3 million pilgrims begin Hajj

news42.jpgMOUNT ARAFAT — In his tent in the desert outside the Holy City of Mecca, Suleiman Ibrahim still couldn’t believe his luck. His wife, sitting nearby, broke down in tears of joy Thursday as he recounted the day they learned they would be performing Hajj.

“The whole family started singing and congratulating me,” said Ibrahim, a furniture maker from the southern Egyptian city of Sohag who was one of tens of thousands of Egyptians picked to perform the pilgrimage through a government lottery.

“Hamdiya cried then too,” the 45-year-old said, nodding to his wife.

Ibrahim was among nearly three million pilgrims from around the world who massed in tent cities on the outskirts of Mecca on Thursday for the start of the annual Hajj. For many, it is a once in a lifetime chance to cleanse their sins in one of the most important pillars of Islam. This year’s Hajj takes place amid increasing worries across the Muslim world — over the bloodshed in Iraq, violence in the Palestinian territories and a new war in Somalia. Amid the crises, tensions have increased between the two main sects of Islam, Sunnis and Shiites, who come together in the five days of Hajj centred around Mecca, birthplace of the Prophet Mohammad.

“We will not allow sectarian tensions from any party during the Hajj season,” Saudi Arabia’s Interior Minister Prince Nayef Ben Abdulaziz told reporters ahead of the rituals.

“The pilgrimage is not a place for raising political banners … or slogans that divide Muslims, whom God has ordered to be unified,” Saudi Islamic Affairs Minister Sheikh Salih Ben Abdulaziz told pilgrims Thursday.

But for most pilgrims the top concern Thursday was not politics, but faith.

On Thursday morning, hundreds of thousands opened their pilgrimage in Mecca by circling Islam’s holiest site, the Kaaba that Muslims face when they perform their daily prayers.

“For us it is a vacation away from work and daily life to renew yourself spiritually,” said Ahmed Karkoutly, an American doctor from Brownsville, Texas. “You feel you are part of a universe fulfilling God’s will. It’s a cosmic motion, orbiting the Kaaba.” Massive crowds of pilgrims packed the streets surrounding the Kaaba, some prostrating in prayer, others diving into the traditional outdoor markets to buy perfumes, fabrics, prayer beads and other souvenirs. In gleaming shopping malls overlooking the Kaaba, pilgrims checked out the goods at stores like the Body Shop or lined up at a Cinnabon.

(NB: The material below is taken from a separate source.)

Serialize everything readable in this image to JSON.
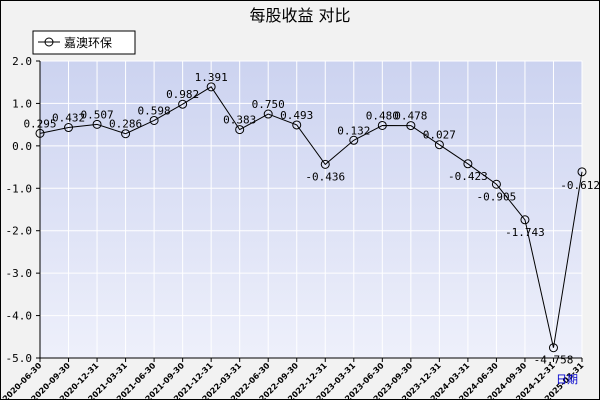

The crowds then streamed into the tent cities outside the city, dressed in seamless white robes symbolising the equality of mankind under God and chanting, “Labbeik allahum labbeik”. The heartier ones walked, carrying food and water and bags. Others packed into buses and minibuses, some riding on the roof alongside the baggage, jamming the highways.

Most pilgrims went to Mina, a region in a desert valley 13-kilometre outside Mecca. But tens of thousands of others went directly to Mount Arafat, where all the pilgrims will gather Friday for the first major part of the pilgrimage.

Much of the day was spent settling into tents — with each country getting a section of the sprawling temporary city.

“I’ve been hoping my whole life to be able to make this journey. Four times I didn’t make the lottery, but this time God smiled on me,” Ibrahim said, sitting on a foam mattress among his suitcases at Mount Arafat.

In his tent, three of his fellow Egyptians debated the proper way to perform the complicated rituals. “Ask Sheikh Hassan, he’ll know,” one of them said, and another quickly called the cleric travelling with their group on his mobile.

Nearby, pilgrims climbed a rocky hill on the edge of the tent city and prayed at the top. A group of Indonesian women helped each other clamber up the rocks. A Syrian woman wept as she held up her hands, praying for an ill relative, while a crowd of Libyans chanted: “We have sinned, Lord. You are our heart, keep us from sin.” Saudi authorities estimate nearly three million pilgrims are attending this year’s Hajj. More than 1.6 million come from abroad. The rest are Saudis or foreigners resident in the kingdom.

More than 30,000 police and other security forces have fanned out around the holy sites to help smooth the pedestrian traffic and avoid the deadly stampedes that have marred previous pilgrimages.

More than 360 people were killed during last year’s Hajj in a stampede at Mina during the stoning of the devil. The rush began when some pilgrims stumbled over luggage.

Saudi Arabia has spent more than $1 billion during the past year to renovate the stoning site, where the massive crowds hurl stones at three stone walls symbolising the devil.

After last year’s stampede, the huge platform on which pilgrims stood to throw the stones was torn down and replaced by one with more exits and entrances. In the coming years, the complex will be expanded to offer multiple stories for the stoning.

On Friday, pilgrims will spend the day and night in prayer and meditation at Mount Arafat, the site where the Prophet Mohammad gave his final sermon in 632. They then return to Mina for the stoning.